Daily Watch – NCAA dismisses Air Peace incident, London or Toronto choice for Nigerian gold miner

  • The Presidency said Boko Haram freed 13 hostages Saturday after authorities negotiated their release with the Islamist militants. Three of the hostages were lecturers from the University of Maiduguri who were abducted while on an oil exploration trip in Magumeri, Borno in July 2017. The other 10 were women police officers kidnapped in a raid on a convoy the previous month. “Their release followed a series of negotiations as directed by President (Muhammadu) Buhari and was facilitated by the International Committee of the Red Cross, ICRC,” a presidency spokesman said in an emailed statement. The ICRC said it had acted as a neutral intermediary in the hostage release.
  • The FG will reintroduce excise duty on some goods manufactured in the country and excisable imported goods in line with the directive of the ECOWAS Council of Ministers. The Cable reports that a letter from Finance Minister Kemi Adeosun to President Muhammadu Buhari said spaghetti and noodles would be exempted from the changes. Adeosun said noodles and spaghetti were exempted on the fact that “they currently constitute significant staple and accessible foods, which are easily affordable by all economic class of the Nigerian society”. The minister had suggested that all excisable products removed from the excise list in 2009 be returned. The excise duty is five percent. Excise duty is a type of tax paid on goods manufactured in a country. According to a list on the NCS website, excisable goods include perfumes, cosmetics, non-alcoholic beverages, fruit juice, soap and detergent, telephone recharge cards, corrugated paper or paperboard and toilet paper.

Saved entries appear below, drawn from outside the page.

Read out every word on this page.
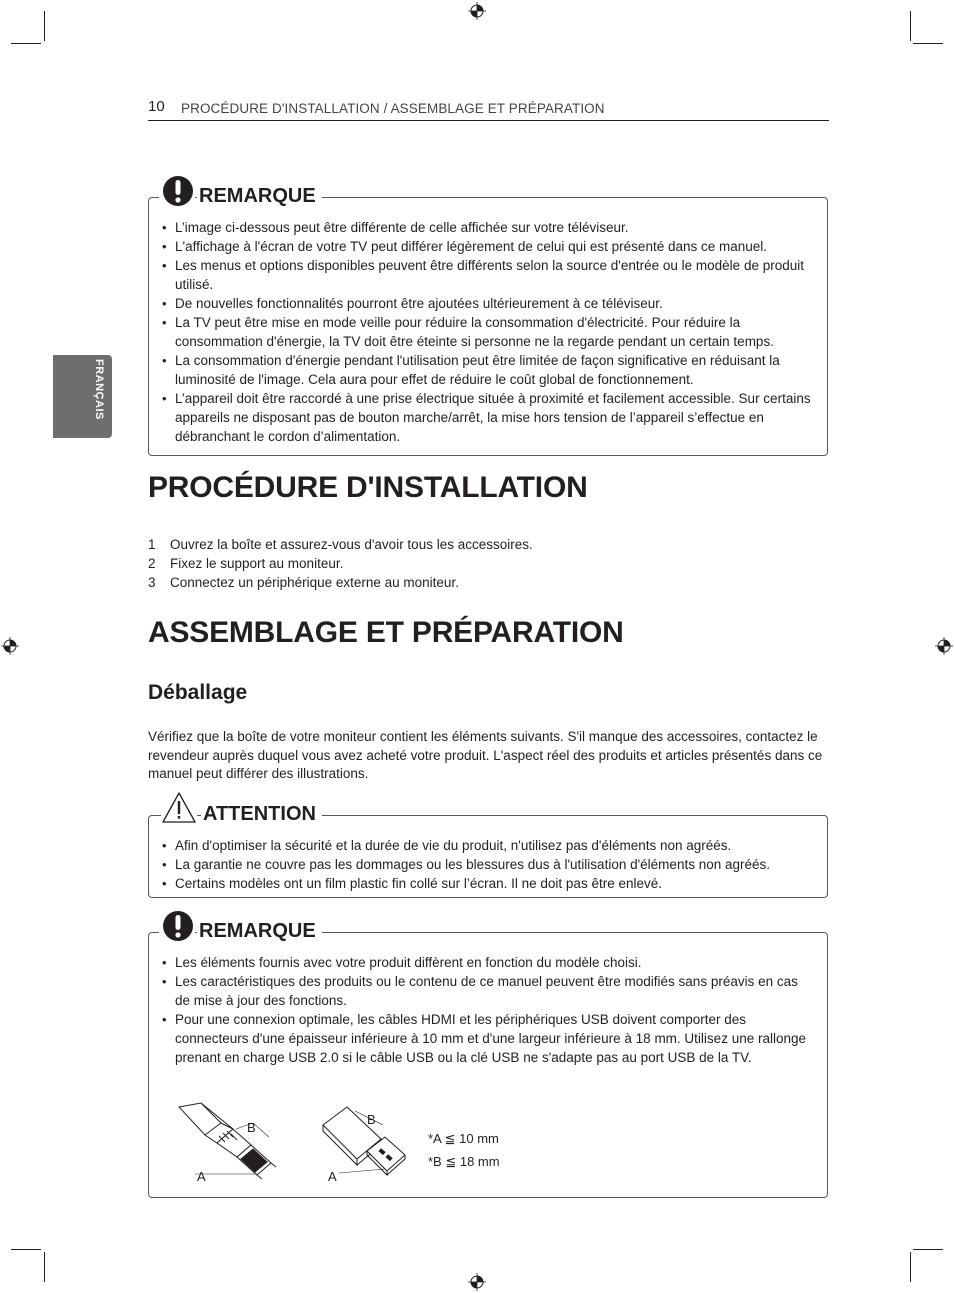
10 PROCÉDURE D'INSTALLATION / ASSEMBLAGE ET PRÉPARATION
FRANÇAIS
REMARQUE
• L’image ci-dessous peut être différente de celle affichée sur votre téléviseur.
• L'affichage à l'écran de votre TV peut différer légèrement de celui qui est présenté dans ce manuel.
• Les menus et options disponibles peuvent être différents selon la source d'entrée ou le modèle de produit utilisé.
• De nouvelles fonctionnalités pourront être ajoutées ultérieurement à ce téléviseur.
• La TV peut être mise en mode veille pour réduire la consommation d'électricité. Pour réduire la consommation d'énergie, la TV doit être éteinte si personne ne la regarde pendant un certain temps.
• La consommation d'énergie pendant l'utilisation peut être limitée de façon significative en réduisant la luminosité de l'image. Cela aura pour effet de réduire le coût global de fonctionnement.
• L’appareil doit être raccordé à une prise électrique située à proximité et facilement accessible. Sur certains appareils ne disposant pas de bouton marche/arrêt, la mise hors tension de l’appareil s’effectue en débranchant le cordon d’alimentation.
PROCÉDURE D'INSTALLATION
1 Ouvrez la boîte et assurez-vous d'avoir tous les accessoires.
2 Fixez le support au moniteur.
3 Connectez un périphérique externe au moniteur.
ASSEMBLAGE ET PRÉPARATION
Déballage
Vérifiez que la boîte de votre moniteur contient les éléments suivants. S'il manque des accessoires, contactez le revendeur auprès duquel vous avez acheté votre produit. L'aspect réel des produits et articles présentés dans ce manuel peut différer des illustrations.
ATTENTION
• Afin d'optimiser la sécurité et la durée de vie du produit, n'utilisez pas d'éléments non agréés.
• La garantie ne couvre pas les dommages ou les blessures dus à l'utilisation d'éléments non agréés.
• Certains modèles ont un film plastic fin collé sur l’écran. Il ne doit pas être enlevé.
REMARQUE
• Les éléments fournis avec votre produit diffèrent en fonction du modèle choisi.
• Les caractéristiques des produits ou le contenu de ce manuel peuvent être modifiés sans préavis en cas de mise à jour des fonctions.
• Pour une connexion optimale, les câbles HDMI et les périphériques USB doivent comporter des connecteurs d'une épaisseur inférieure à 10 mm et d'une largeur inférieure à 18 mm. Utilisez une rallonge prenant en charge USB 2.0 si le câble USB ou la clé USB ne s'adapte pas au port USB de la TV.
B
A
B
A
*A ≦ 10 mm
*B ≦ 18 mm
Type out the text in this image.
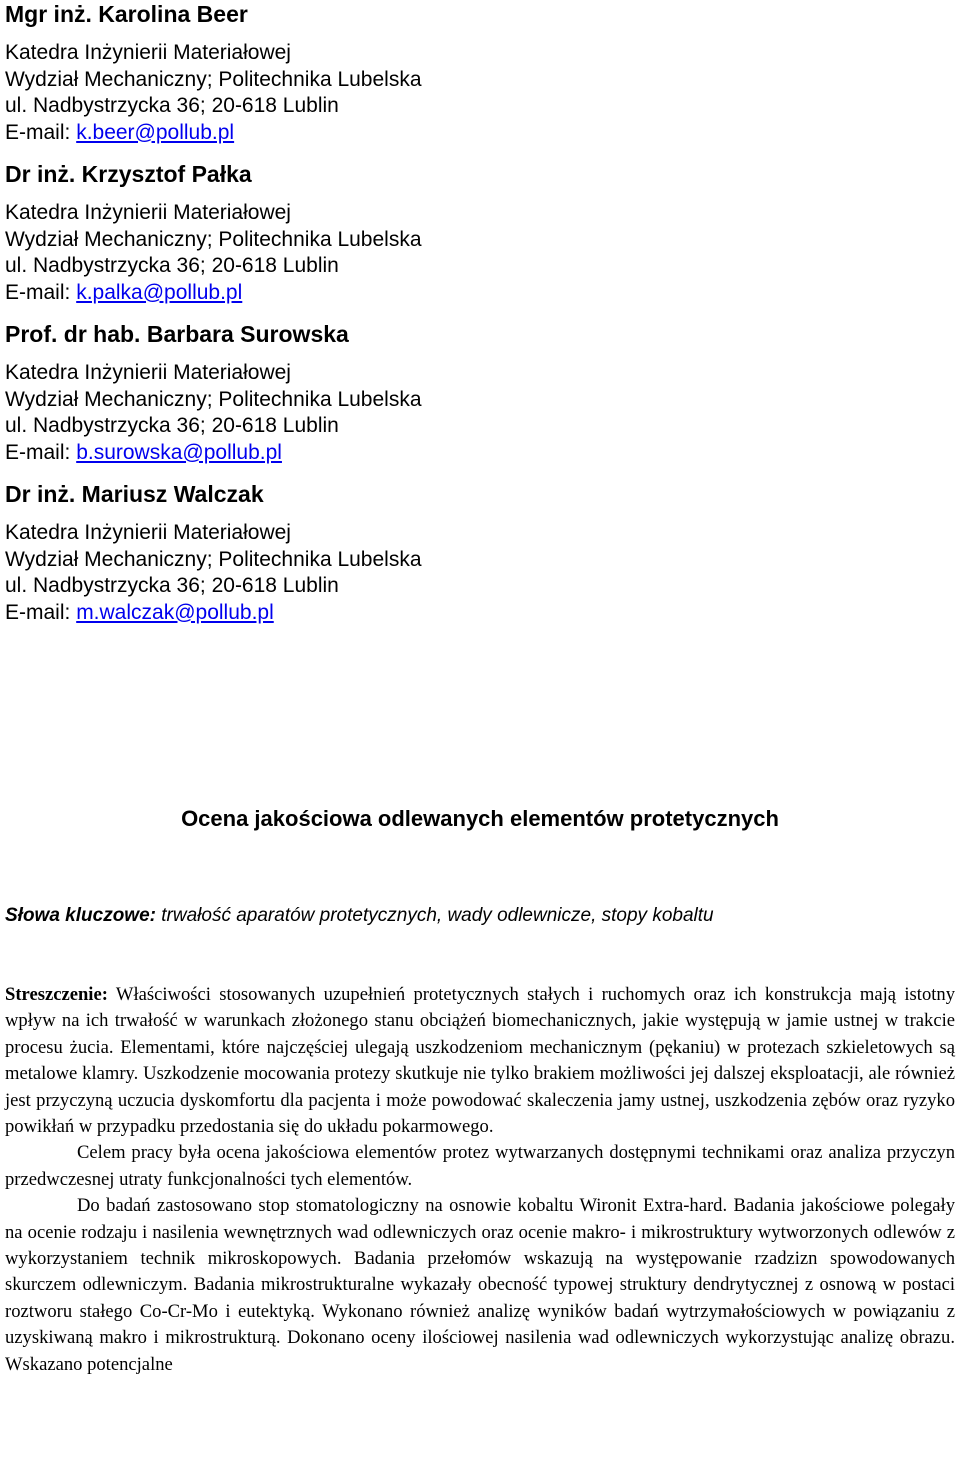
Mgr inż. Karolina Beer
Katedra Inżynierii Materiałowej
Wydział Mechaniczny; Politechnika Lubelska
ul. Nadbystrzycka 36; 20-618 Lublin
E-mail: k.beer@pollub.pl
Dr inż. Krzysztof Pałka
Katedra Inżynierii Materiałowej
Wydział Mechaniczny; Politechnika Lubelska
ul. Nadbystrzycka 36; 20-618 Lublin
E-mail: k.palka@pollub.pl
Prof. dr hab. Barbara Surowska
Katedra Inżynierii Materiałowej
Wydział Mechaniczny; Politechnika Lubelska
ul. Nadbystrzycka 36; 20-618 Lublin
E-mail: b.surowska@pollub.pl
Dr inż. Mariusz Walczak
Katedra Inżynierii Materiałowej
Wydział Mechaniczny; Politechnika Lubelska
ul. Nadbystrzycka 36; 20-618 Lublin
E-mail: m.walczak@pollub.pl
Ocena jakościowa odlewanych elementów protetycznych
Słowa kluczowe: trwałość aparatów protetycznych, wady odlewnicze, stopy kobaltu

Streszczenie: Właściwości stosowanych uzupełnień protetycznych stałych i ruchomych oraz ich konstrukcja mają istotny wpływ na ich trwałość w warunkach złożonego stanu obciążeń biomechanicznych, jakie występują w jamie ustnej w trakcie procesu żucia. Elementami, które najczęściej ulegają uszkodzeniom mechanicznym (pękaniu) w protezach szkieletowych są metalowe klamry. Uszkodzenie mocowania protezy skutkuje nie tylko brakiem możliwości jej dalszej eksploatacji, ale również jest przyczyną uczucia dyskomfortu dla pacjenta i może powodować skaleczenia jamy ustnej, uszkodzenia zębów oraz ryzyko powikłań w przypadku przedostania się do układu pokarmowego.

Celem pracy była ocena jakościowa elementów protez wytwarzanych dostępnymi technikami oraz analiza przyczyn przedwczesnej utraty funkcjonalności tych elementów.

Do badań zastosowano stop stomatologiczny na osnowie kobaltu Wironit Extra-hard. Badania jakościowe polegały na ocenie rodzaju i nasilenia wewnętrznych wad odlewniczych oraz ocenie makro- i mikrostruktury wytworzonych odlewów z wykorzystaniem technik mikroskopowych. Badania przełomów wskazują na występowanie rzadzizn spowodowanych skurczem odlewniczym. Badania mikrostrukturalne wykazały obecność typowej struktury dendrytycznej z osnową w postaci roztworu stałego Co-Cr-Mo i eutektyką. Wykonano również analizę wyników badań wytrzymałościowych w powiązaniu z uzyskiwaną makro i mikrostrukturą. Dokonano oceny ilościowej nasilenia wad odlewniczych wykorzystując analizę obrazu. Wskazano potencjalne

  • The bankers’ committee says commercial banks will no longer charge customers commission on retail foreign exchange transactions, including the purchase of forex for PTA and BTA, school fees and medicals. FSDH Merchant Bank CEO, Hamda Ambah said the decision was reached at the committee’s meeting last week. The CBN had directed commercial banks to make forex available for BTA, tuition and medical fees at not more than ₦360/$ in a bid to reduce the pressure on the naira. “One of the things we discussed was a measure that would provide some sort of palliative for all individuals in the country to at least enjoy the benefit,” Ambah said. In a related development, the CBN’s director of banking supervision, Ahmed Abdullahi said the country’s external reserves stand at $42 billion, higher than $40.4 billion in December and the highest since December 2013.
  • African miner Thor Explorations will most likely choose London’s junior AIM market to list its shares this year in its bid to raise up to $35 million, its CEO said on Friday. Thor, which is already listed in Toronto’s TSX Venture Exchange (TSX-V), will use the proceeds of the new listing mainly to fund its Segilola Gold Project in Nigeria. The company also has two gold projects in Senegal and Burkina Faso. “AIM is the front runner but we are not closing any doors,” Chief Executive Segun Lawson told Reuters, adding London was preferred because it had a large pool of investors and an appetite for resource firms with projects in Nigeria. He said other options involved listing in Australia or Johannesburg or upgrading to the main board in Toronto. Thor wanted to raise $30 million to $35 million via a listing at the start of the fourth quarter, The Segilola project was expected to start production in 12 to 15 months after the planned listing.
  • The NCAA said reports of an alleged burglary attempt on the cargo hold of an Air Peace aircraft on the Runway 18R of the Murtala Muhammed Airport, Lagos are untrue. In a statement signed by its spokesman, Sam Adurogboye, the agency said the conclusion was arrived at after it reviewed all the reports from the relevant agencies concerning the incident and found them unproven. An Air Peace pilot had on 8 February aborted a flight to Abuja and alerted the Lagos control tower that the aircraft’s cargo compartment had been opened. The pilot said he noticed that the cargo compartment light came on for 15 seconds and went off, meaning that someone had opened the compartment’s door. “On full speed, with the full lights on, no person was found within the vicinity of the aircraft,” the statement read in part. “Importantly, the Arik aircraft, which was in queue immediately after the Air Peace aircraft, was similarly put on observation at this point.” Air Peace spokesman Chris Iwarah said the NCAA’s report was a lazy and shoddy job without elaborating.